Mi padre solo se viste bien para ir a la iglesia. También si le invitan los vecinos a una fiesta, pero sobre todo para lo primero. Cuando mis hermanas y yo éramos pequeños nos dejaba todos los domingos en la puerta de la capilla y se marchaba al club de golf a jugar hasta que llegaba la hora de recogernos. Cuando aparecía, ya se había ido todo el mundo. Solo quedábamos nosotros, sentados en las escaleras, junto a las puertas cerradas. Ahora, resulta que va todas las semanas.
—Pero ¿vas de traje? —pregunté.
—Obviamente —dijo él—. ¿Cómo voy a ir si no?
Era finales de mayo y mi padre estaba sentado en una de las terrazas de El Mar Quesito, escudriñando el océano en calma. El agua era de color topacio. Amy y Lisa también estaban sentadas a la mesa. Hugh nos preparó unos sándwiches. Papá se frotó las manos al verlos.
—¡Fenomenal!
A pesar de su edad, sigue teniendo muy buena planta, la piel razonablemente lisa y esa nariz que tanta envidia me da, tan fácil de dibujar, una línea recta sin imperfecciones. Me habría encantado heredar esa nariz, pero recibí la de mi madre: unos orificios nasales grandes, como para meter un par de aceitunas en cada uno. Mi padre conserva casi todo su pelo y ni siquiera lo tiene blanco del todo. Ese día llevaba una gorrita que le había comprado en Londres. Era de algodón y tenía un diseño de cuadros, estilo escocés. Cuando se la regalé, me dijo que no le gustaba nada, pero apenas se la ha quitado desde entonces.
—¿Por qué quieres saber cómo voy vestido cuando voy a misa? —preguntó.

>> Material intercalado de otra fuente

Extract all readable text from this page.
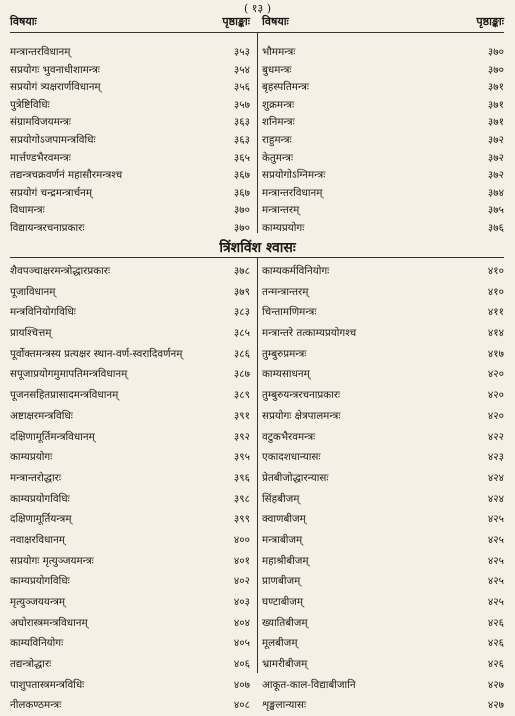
( १३ )
विषयाः	पृष्ठाङ्काः विषयाः	पृष्ठाङ्काः
मन्त्रान्तरविधानम्	३५३
सप्रयोगः भुवनाधीशामन्त्रः	३५४
सप्रयोगं त्र्यक्षरार्णविधानम्	३५६
पुत्रेष्टिविधिः	३५७
संग्रामविजयमन्त्रः	३६३
सप्रयोगोऽजपामन्त्रविधिः	३६३
मार्त्तण्डभैरवमन्त्रः	३६५
तद्यन्त्रचक्रवर्णनं महासौरमन्त्रश्च	३६७
सप्रयोगं चन्द्रमन्त्रार्चनम्	३६७
विधामन्त्रः	३७०
विद्यायन्त्ररचनाप्रकारः	३७०
भौममन्त्रः	३७०
बुधमन्त्रः	३७०
बृहस्पतिमन्त्रः	३७१
शुक्रमन्त्रः	३७१
शनिमन्त्रः	३७१
राहुमन्त्रः	३७२
केतुमन्त्रः	३७२
सप्रयोगोऽग्निमन्त्रः	३७२
मन्त्रान्तरविधानम्	३७४
मन्त्रान्तरम्	३७५
काम्यप्रयोगः	३७६
त्रिंशविंश श्वासः
शैवपञ्चाक्षरमन्त्रोद्धारप्रकारः	३७८
पूजाविधानम्	३७९
मन्त्रविनियोगविधिः	३८३
प्रायश्चित्तम्	३८५
पूर्वोक्तमन्त्रस्य प्रत्यक्षर स्थान-वर्ण-स्वरादिवर्णनम्	३८६
सपूजाप्रयोगमुमापतिमन्त्रविधानम्	३८७
पूजनसहितप्रासादमन्त्रविधानम्	३८९
अष्टाक्षरमन्त्रविधिः	३९१
दक्षिणामूर्तिमन्त्रविधानम्	३९२
काम्यप्रयोगः	३९५
मन्त्रान्तरोद्धारः	३९६
काम्यप्रयोगविधिः	३९८
दक्षिणामूर्तियन्त्रम्	३९९
नवाक्षरविधानम्	४००
सप्रयोगः मृत्युञ्जयमन्त्रः	४०१
काम्यप्रयोगविधिः	४०२
मृत्युञ्जययन्त्रम्	४०३
अघोरास्त्रमन्त्रविधानम्	४०४
काम्यविनियोगः	४०५
तद्यन्त्रोद्धारः	४०६
पाशुपतास्त्रमन्त्रविधिः	४०७
नीलकण्ठमन्त्रः	४०८
काम्यकर्मविनियोगः	४१०
तन्मन्त्रान्तरम्	४१०
चिन्तामणिमन्त्रः	४११
मन्त्रान्तरे तत्काम्यप्रयोगश्च	४१४
तुम्बुरुप्रमन्त्रः	४१७
काम्यसाधनम्	४२०
तुम्बुरुयन्त्ररचनाप्रकारः	४२०
सप्रयोगः क्षेत्रपालमन्त्रः	४२०
वटुकभैरवमन्त्रः	४२२
एकादशधान्यासः	४२३
प्रेतबीजोद्धारन्यासः	४२४
सिंहबीजम्	४२४
क्वाणबीजम्	४२५
मन्त्राबीजम्	४२५
महाश्रीबीजम्	४२५
प्राणबीजम्	४२५
घण्टाबीजम्	४२५
ख्यातिबीजम्	४२६
मूलबीजम्	४२६
भ्रामरीबीजम्	४२६
आकूत-काल-विद्याबीजानि	४२७
शृङ्खलान्यासः	४२७
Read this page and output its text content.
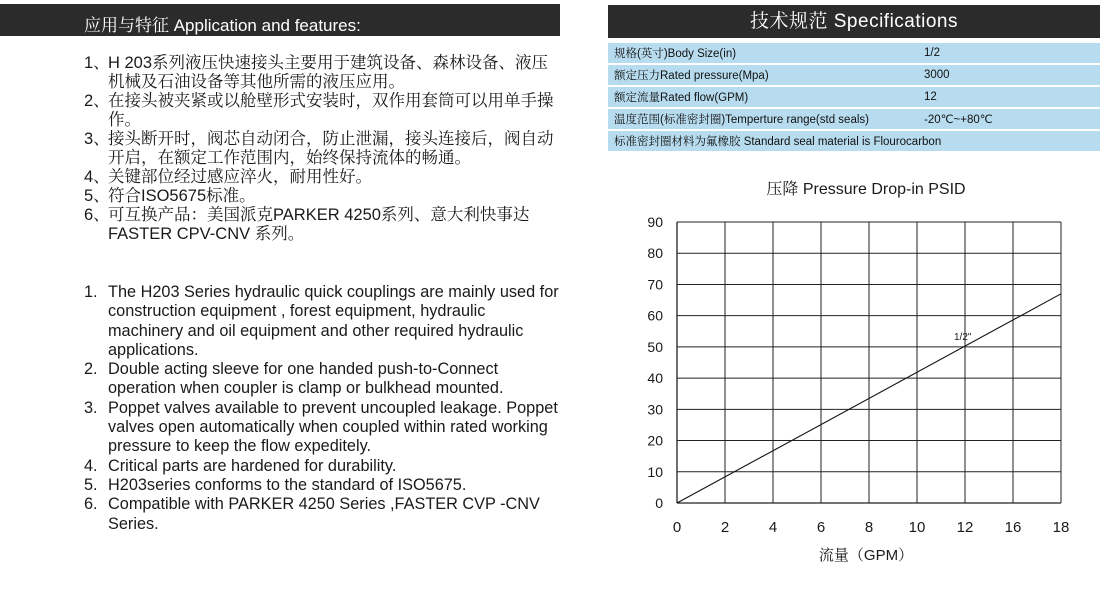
应用与特征 Application and features:
1、
H 203系列液压快速接头主要用于建筑设备、森林设备、液压机械及石油设备等其他所需的液压应用。
2、
在接头被夹紧或以舱壁形式安装时，双作用套筒可以用单手操作。
3、
接头断开时，阀芯自动闭合，防止泄漏，接头连接后，阀自动开启，在额定工作范围内，始终保持流体的畅通。
4、
关键部位经过感应淬火，耐用性好。
5、
符合ISO5675标准。
6、
可互换产品：美国派克PARKER 4250系列、意大利快事达FASTER CPV-CNV 系列。
1. The H203 Series hydraulic quick couplings are mainly used for construction equipment , forest equipment, hydraulic machinery and oil equipment and other required hydraulic applications.
2. Double acting sleeve for one handed push-to-Connect operation when coupler is clamp or bulkhead mounted.
3. Poppet valves available to prevent uncoupled leakage. Poppet valves open automatically when coupled within rated working pressure to keep the flow expeditely.
4. Critical parts are hardened for durability.
5. H203series conforms to the standard of ISO5675.
6. Compatible with PARKER 4250 Series ,FASTER CVP -CNV Series.
技术规范 Specifications
规格(英寸)Body Size(in)	1/2
额定压力Rated pressure(Mpa)	3000
额定流量Rated flow(GPM)	12
温度范围(标准密封圈)Temperture range(std seals)	-20℃~+80℃
标准密封圈材料为氟橡胶 Standard seal material is Flourocarbon	
压降 Pressure Drop-in PSID
0
10
20
30
40
50
60
70
80
90
0	2	4	6	8 10 12 16 18
1/2"
流量（GPM）
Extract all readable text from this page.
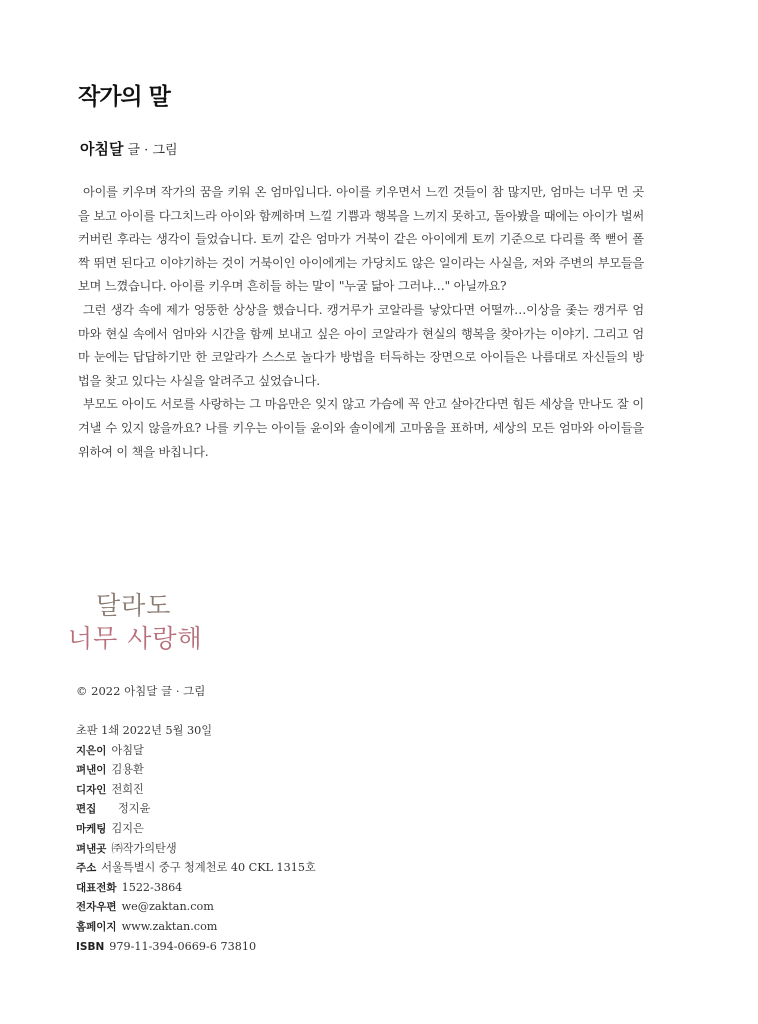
작가의 말
아침달 글 · 그림

아이를 키우며 작가의 꿈을 키워 온 엄마입니다. 아이를 키우면서 느낀 것들이 참 많지만, 엄마는 너무 먼 곳을 보고 아이를 다그치느라 아이와 함께하며 느낄 기쁨과 행복을 느끼지 못하고, 돌아봤을 때에는 아이가 벌써 커버린 후라는 생각이 들었습니다. 토끼 같은 엄마가 거북이 같은 아이에게 토끼 기준으로 다리를 쭉 뻗어 폴짝 뛰면 된다고 이야기하는 것이 거북이인 아이에게는 가당치도 않은 일이라는 사실을, 저와 주변의 부모들을 보며 느꼈습니다. 아이를 키우며 흔히들 하는 말이 "누굴 닮아 그러냐…" 아닐까요?

그런 생각 속에 제가 엉뚱한 상상을 했습니다. 캥거루가 코알라를 낳았다면 어떨까…이상을 좇는 캥거루 엄마와 현실 속에서 엄마와 시간을 함께 보내고 싶은 아이 코알라가 현실의 행복을 찾아가는 이야기. 그리고 엄마 눈에는 답답하기만 한 코알라가 스스로 놀다가 방법을 터득하는 장면으로 아이들은 나름대로 자신들의 방법을 찾고 있다는 사실을 알려주고 싶었습니다.

부모도 아이도 서로를 사랑하는 그 마음만은 잊지 않고 가슴에 꼭 안고 살아간다면 힘든 세상을 만나도 잘 이겨낼 수 있지 않을까요? 나를 키우는 아이들 윤이와 솔이에게 고마움을 표하며, 세상의 모든 엄마와 아이들을 위하여 이 책을 바칩니다.

달라도
너무 사랑해
© 2022 아침달 글 · 그림
초판 1쇄 2022년 5월 30일
지은이 아침달
펴낸이 김용환
디자인 전희진
편집 정지윤
마케팅 김지은
펴낸곳 ㈜작가의탄생
주소 서울특별시 중구 청계천로 40 CKL 1315호
대표전화 1522-3864
전자우편 we@zaktan.com
홈페이지 www.zaktan.com
ISBN 979-11-394-0669-6 73810
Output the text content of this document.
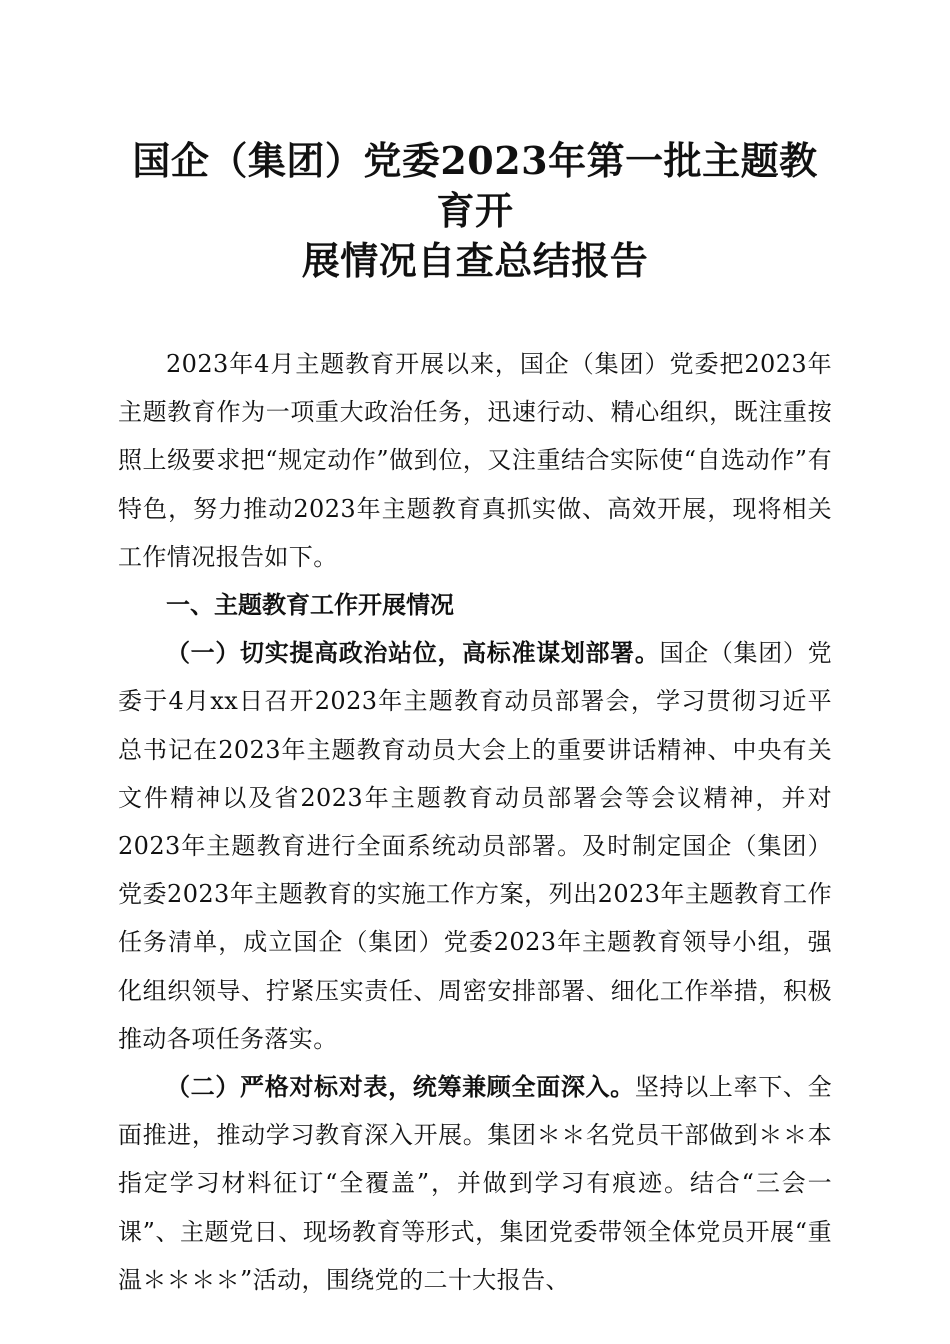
国企（集团）党委2023年第一批主题教育开
展情况自查总结报告

2023年4月主题教育开展以来，国企（集团）党委把2023年主题教育作为一项重大政治任务，迅速行动、精心组织，既注重按照上级要求把“规定动作”做到位，又注重结合实际使“自选动作”有特色，努力推动2023年主题教育真抓实做、高效开展，现将相关工作情况报告如下。

一、主题教育工作开展情况

（一）切实提高政治站位，高标准谋划部署。国企（集团）党委于4月xx日召开2023年主题教育动员部署会，学习贯彻习近平总书记在2023年主题教育动员大会上的重要讲话精神、中央有关文件精神以及省2023年主题教育动员部署会等会议精神，并对2023年主题教育进行全面系统动员部署。及时制定国企（集团）党委2023年主题教育的实施工作方案，列出2023年主题教育工作任务清单，成立国企（集团）党委2023年主题教育领导小组，强化组织领导、拧紧压实责任、周密安排部署、细化工作举措，积极推动各项任务落实。

（二）严格对标对表，统筹兼顾全面深入。坚持以上率下、全面推进，推动学习教育深入开展。集团＊＊名党员干部做到＊＊本指定学习材料征订“全覆盖”，并做到学习有痕迹。结合“三会一课”、主题党日、现场教育等形式，集团党委带领全体党员开展“重温＊＊＊＊”活动，围绕党的二十大报告、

Le hablé de un restaurante en el que Hugh, Amy y yo habíamos entrado hacía unos días, de camino a Emerald Isle. Estaba en un pueblo pequeño al este de Carolina del Norte. Era domingo al mediodía, así que supuse que la gente vendría de misa. Me pareció muy curioso ver que los únicos hombres vestidos de traje con corbata eran mexicanos.
—El resto llevaban Dockers y polos —dije—. Las mujeres llevaban pantalones de andar por casa.
—¿Y? —preguntó mi padre.
—Nada, que se me hizo raro. Cuando éramos jóvenes teníamos que ir bien vestidos. Ahora veo que la gente entra a la iglesia en pantalones cortos, y hasta en chándal.
Mi padre puso una mueca de espanto.
—En la Sagrada Trinidad no pasa eso, por suerte.
Antes de que nuestra iglesia se mudara de sitio en los años ochenta, la misa se organizaba en un edificio de piedra en el centro de Raleigh. El barrio en el que estaba era un tanto conflictivo, o al menos eso pensábamos los que vivíamos en las afueras. Nunca nos pasó nada malo, pero sí que presenciamos alguna que otra escena curiosa.
—Papá, ¿te acuerdas de la vez aquella que fuiste a hablar con el cura y te acompañé? —dijo Lisa—. Estábamos en el coche volviendo a casa y un hombre negro nos lo enseñó todo. Yo tendría doce o trece años. Se sacó el pene del pantalón y empezó a ondearlo delante del coche.
—Es verdad —dijo nuestro padre mientras se limpiaba la boca con una servilleta—. Me acuerdo como si hubiera sido ayer.
—Pegaste un volantazo y giraste para que volviéramos a verlo.
Le dio la risa.
—¡Es que lo tenía enorme!
—La mayoría de los padres habrían protegido a sus hijas de algo así —dijo Lisa—. Pero tú te aseguraste de que pudiera echar un segundo vistazo.
Papá volvió a reírse.
—¡De todo se aprende algo!
Me gusta cuando estamos con Lisa y Hugh, porque siempre hacen hablar a mi padre. Cuando nos quedamos los dos solos, nunca sé qué decir. No es nada nuevo. El mismo panorama desde que tengo uso de razón.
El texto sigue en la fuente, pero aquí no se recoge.